Markers of proliferation, apoptosis in breast cancer similar between vandetanib, placebo

A pilot study of preoperative vandetanib has found no statistically significant differences on prespecified markers when compared with placebo.

Ten patients with invasive breast cancer were randomized to receive the tyrosine kinase inhibitor vandetanib 300 mg or placebo daily for 2 weeks before operative resection from January 2014 to June 2017. Pre- and post-treatment specimens were analysed by immunohistochemistry for Ki-67, TUNEL, and p-ERK with stratification by RET expression by immunohistochemistry.
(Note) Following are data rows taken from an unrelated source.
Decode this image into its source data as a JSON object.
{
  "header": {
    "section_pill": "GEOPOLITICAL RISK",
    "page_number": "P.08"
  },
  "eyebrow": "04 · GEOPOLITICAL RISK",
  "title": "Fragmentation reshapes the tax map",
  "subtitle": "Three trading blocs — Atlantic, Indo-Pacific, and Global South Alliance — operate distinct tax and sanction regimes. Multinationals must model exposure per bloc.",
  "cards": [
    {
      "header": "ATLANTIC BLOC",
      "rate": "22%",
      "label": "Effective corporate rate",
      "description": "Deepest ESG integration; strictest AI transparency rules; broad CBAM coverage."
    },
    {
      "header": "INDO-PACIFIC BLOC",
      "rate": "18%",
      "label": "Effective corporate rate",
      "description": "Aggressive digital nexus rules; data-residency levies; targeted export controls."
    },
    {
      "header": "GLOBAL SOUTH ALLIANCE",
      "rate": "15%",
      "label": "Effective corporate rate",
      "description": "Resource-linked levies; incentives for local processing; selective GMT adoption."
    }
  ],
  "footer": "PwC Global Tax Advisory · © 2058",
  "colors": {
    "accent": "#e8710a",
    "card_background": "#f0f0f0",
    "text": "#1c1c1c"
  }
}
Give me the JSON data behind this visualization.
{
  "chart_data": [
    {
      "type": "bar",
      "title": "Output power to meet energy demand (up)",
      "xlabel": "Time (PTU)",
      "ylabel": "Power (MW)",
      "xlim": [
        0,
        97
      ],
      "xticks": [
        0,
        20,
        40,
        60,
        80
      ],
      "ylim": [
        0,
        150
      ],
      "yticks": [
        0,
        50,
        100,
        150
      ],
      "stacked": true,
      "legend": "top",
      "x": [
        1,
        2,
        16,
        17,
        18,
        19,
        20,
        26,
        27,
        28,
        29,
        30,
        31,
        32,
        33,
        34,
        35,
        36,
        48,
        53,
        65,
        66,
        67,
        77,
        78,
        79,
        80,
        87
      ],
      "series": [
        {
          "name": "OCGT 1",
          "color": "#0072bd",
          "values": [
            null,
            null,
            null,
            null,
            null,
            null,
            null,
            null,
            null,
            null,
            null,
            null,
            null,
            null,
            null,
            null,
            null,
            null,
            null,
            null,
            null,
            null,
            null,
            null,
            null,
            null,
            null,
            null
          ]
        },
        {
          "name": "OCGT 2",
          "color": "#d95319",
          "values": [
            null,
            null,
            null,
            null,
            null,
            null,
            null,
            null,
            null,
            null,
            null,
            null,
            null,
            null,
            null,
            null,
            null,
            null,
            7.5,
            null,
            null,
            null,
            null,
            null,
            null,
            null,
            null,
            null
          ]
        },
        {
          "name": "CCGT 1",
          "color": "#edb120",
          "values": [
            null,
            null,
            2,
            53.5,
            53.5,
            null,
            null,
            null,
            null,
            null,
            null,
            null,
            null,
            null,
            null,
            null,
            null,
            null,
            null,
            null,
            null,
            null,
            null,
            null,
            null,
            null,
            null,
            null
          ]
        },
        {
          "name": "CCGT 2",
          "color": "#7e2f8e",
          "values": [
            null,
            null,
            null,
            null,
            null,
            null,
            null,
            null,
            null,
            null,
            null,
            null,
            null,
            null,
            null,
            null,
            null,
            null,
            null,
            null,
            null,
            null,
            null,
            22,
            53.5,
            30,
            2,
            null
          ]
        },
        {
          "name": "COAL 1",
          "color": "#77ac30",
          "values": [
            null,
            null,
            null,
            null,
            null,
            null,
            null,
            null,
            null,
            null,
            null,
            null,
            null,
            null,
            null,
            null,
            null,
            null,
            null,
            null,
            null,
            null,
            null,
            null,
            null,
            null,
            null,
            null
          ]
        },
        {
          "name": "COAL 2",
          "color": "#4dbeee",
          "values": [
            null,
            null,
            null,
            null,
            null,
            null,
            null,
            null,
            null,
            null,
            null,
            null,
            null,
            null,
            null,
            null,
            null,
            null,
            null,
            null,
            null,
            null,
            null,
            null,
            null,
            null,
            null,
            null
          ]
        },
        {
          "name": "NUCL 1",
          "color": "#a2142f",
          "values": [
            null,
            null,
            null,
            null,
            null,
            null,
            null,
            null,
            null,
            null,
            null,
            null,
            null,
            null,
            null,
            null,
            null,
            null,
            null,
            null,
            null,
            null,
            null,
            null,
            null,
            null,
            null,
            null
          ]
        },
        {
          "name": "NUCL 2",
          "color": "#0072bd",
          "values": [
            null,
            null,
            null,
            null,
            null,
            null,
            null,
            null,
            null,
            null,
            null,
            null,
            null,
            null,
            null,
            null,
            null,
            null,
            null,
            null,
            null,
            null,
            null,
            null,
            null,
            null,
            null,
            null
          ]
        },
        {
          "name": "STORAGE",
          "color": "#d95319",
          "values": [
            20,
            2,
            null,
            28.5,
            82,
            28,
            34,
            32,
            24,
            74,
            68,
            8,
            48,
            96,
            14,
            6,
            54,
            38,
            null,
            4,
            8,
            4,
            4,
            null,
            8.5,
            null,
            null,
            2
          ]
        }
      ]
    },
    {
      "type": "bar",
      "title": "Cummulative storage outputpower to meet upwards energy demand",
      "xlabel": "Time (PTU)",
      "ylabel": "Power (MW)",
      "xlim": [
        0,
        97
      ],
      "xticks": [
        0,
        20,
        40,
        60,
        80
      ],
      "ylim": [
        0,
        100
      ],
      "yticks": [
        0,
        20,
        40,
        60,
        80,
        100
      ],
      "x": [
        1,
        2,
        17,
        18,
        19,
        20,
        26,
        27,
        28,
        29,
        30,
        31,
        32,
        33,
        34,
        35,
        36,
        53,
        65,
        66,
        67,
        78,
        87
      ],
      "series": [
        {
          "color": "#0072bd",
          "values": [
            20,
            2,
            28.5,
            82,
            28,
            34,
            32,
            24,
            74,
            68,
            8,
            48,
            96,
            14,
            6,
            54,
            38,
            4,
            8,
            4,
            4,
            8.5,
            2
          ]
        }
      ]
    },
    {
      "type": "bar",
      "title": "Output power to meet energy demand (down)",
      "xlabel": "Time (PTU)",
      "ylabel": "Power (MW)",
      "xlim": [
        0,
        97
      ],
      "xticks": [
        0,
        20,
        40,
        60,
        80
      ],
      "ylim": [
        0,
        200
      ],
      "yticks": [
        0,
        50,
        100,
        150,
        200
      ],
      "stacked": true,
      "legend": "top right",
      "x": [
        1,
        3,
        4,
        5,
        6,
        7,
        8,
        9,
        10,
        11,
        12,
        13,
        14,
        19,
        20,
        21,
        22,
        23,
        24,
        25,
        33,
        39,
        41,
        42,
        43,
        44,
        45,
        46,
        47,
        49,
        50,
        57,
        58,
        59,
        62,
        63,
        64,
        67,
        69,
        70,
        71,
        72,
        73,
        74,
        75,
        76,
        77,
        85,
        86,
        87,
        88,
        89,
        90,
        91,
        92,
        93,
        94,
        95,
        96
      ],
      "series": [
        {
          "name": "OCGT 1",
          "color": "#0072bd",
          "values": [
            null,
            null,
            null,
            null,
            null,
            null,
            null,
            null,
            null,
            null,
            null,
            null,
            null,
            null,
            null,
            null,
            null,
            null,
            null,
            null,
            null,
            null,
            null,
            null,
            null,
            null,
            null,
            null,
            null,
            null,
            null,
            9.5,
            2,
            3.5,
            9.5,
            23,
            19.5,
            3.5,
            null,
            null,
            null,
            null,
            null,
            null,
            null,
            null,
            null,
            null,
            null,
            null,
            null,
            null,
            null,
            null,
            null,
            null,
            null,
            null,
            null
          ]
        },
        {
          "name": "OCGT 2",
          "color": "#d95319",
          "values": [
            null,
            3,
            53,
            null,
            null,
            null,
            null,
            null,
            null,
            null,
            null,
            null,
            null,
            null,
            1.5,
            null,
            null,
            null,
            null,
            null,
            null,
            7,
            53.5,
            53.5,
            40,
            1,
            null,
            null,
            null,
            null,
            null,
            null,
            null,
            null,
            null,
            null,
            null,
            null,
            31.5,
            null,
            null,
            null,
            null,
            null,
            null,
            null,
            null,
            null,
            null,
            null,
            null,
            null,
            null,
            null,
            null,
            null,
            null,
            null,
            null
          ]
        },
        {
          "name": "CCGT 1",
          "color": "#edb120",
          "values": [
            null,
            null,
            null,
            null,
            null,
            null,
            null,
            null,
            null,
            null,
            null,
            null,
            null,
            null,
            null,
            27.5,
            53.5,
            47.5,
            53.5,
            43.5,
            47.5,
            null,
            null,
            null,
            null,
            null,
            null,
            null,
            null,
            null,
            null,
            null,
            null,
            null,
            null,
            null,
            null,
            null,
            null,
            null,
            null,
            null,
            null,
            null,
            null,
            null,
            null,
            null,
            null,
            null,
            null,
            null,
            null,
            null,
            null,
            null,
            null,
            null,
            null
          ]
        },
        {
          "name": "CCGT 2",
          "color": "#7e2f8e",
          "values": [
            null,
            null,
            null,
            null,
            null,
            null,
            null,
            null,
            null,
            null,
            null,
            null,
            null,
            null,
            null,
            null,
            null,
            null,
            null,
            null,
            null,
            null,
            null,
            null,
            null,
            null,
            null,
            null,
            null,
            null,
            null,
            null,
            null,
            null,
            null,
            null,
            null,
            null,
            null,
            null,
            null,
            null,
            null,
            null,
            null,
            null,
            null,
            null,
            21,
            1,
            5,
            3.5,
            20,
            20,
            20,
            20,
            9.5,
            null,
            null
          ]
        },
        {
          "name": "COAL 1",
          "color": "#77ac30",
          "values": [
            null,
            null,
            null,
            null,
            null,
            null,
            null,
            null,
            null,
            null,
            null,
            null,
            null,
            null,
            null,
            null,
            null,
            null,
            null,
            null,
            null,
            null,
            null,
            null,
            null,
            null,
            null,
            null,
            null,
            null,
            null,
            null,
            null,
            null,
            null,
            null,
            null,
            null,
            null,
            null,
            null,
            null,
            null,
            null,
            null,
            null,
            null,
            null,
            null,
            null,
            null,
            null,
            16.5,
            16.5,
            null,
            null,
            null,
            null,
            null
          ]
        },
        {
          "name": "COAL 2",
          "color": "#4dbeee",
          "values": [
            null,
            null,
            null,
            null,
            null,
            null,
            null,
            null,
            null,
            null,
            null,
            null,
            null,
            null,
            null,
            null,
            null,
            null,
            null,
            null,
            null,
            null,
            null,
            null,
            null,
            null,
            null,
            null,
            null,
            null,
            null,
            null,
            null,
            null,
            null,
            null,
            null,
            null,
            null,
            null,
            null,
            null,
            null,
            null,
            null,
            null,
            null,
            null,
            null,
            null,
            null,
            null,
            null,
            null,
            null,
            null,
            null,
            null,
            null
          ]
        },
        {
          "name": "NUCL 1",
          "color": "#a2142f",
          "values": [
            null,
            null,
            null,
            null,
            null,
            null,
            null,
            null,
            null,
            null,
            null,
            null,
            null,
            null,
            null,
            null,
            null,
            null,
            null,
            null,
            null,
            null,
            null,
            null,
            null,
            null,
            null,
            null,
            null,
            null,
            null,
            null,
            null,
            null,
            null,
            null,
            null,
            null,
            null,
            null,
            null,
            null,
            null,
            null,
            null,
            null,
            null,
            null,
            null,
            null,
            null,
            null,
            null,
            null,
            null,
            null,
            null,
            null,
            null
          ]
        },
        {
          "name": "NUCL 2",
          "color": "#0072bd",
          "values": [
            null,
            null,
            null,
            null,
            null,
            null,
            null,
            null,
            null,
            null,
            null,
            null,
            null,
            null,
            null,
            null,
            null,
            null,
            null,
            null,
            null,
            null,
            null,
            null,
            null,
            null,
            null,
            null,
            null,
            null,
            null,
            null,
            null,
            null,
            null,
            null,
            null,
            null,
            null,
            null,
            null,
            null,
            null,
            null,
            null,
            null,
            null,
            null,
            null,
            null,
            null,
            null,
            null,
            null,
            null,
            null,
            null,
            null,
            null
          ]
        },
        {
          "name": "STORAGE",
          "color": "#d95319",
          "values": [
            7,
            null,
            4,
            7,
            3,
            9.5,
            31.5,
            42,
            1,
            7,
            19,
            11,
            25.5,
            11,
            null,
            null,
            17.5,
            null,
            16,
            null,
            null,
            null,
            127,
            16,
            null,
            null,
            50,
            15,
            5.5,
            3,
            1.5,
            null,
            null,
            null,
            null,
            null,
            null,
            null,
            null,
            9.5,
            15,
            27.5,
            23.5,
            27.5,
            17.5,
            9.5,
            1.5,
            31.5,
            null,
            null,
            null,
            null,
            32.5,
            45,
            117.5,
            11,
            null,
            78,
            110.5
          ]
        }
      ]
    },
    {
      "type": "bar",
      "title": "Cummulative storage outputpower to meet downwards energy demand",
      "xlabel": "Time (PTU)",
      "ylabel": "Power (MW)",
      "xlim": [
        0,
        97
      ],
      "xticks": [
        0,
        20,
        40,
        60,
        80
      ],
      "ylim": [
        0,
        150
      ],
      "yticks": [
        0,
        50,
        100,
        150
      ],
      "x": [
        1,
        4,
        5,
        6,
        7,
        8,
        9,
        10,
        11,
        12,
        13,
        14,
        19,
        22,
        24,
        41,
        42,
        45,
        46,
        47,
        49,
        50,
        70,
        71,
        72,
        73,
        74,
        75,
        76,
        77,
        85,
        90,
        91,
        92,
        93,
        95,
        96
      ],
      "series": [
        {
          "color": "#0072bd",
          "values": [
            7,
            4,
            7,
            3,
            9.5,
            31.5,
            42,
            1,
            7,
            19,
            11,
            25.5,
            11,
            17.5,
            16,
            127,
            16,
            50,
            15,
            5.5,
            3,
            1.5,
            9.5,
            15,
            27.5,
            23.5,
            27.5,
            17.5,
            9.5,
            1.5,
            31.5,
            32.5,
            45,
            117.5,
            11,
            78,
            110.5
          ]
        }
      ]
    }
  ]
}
No statistically significant difference was seen in ERK activation compared with placebo (p=0.45), but ERK activation decreased by 74 percent compared with pretreatment biopsy with vandetanib treatment (p=0.005) without a significant reduction in the placebo group (–29 percent; p=0.55).

Mean change in Ki-67 after vandetanib treatment was 0.3 percent compared with 2.0 percent in placebo-treated patients (p=0.72). Mean change in TUNEL was 0.48 and 1.02 apoptotic nuclei per HPF in the vandetanib and placebo arms, respectively (p=0.32).

In patients who received vandetanib, Ki-67 decreased by 0.3 percent in RET-positive tumours compared with a 1.0-percent increase in RET-negative tumours (p=0.43); TUNEL increased by 0.77 in RET-positive tumours and by 0.2 in RET-negative tumours (p=0.21).

“In accordance with the investigational hypothesis, there was a nonsignificant trend with vandetanib treatment of reduction in p-ERK and increased effects in RET-expressing tumours,” the authors said.

“Preclinical data supports antitumour activity of tyrosine kinase inhibitor vandetanib with RET as the therapeutic target in breast cancer,” they noted.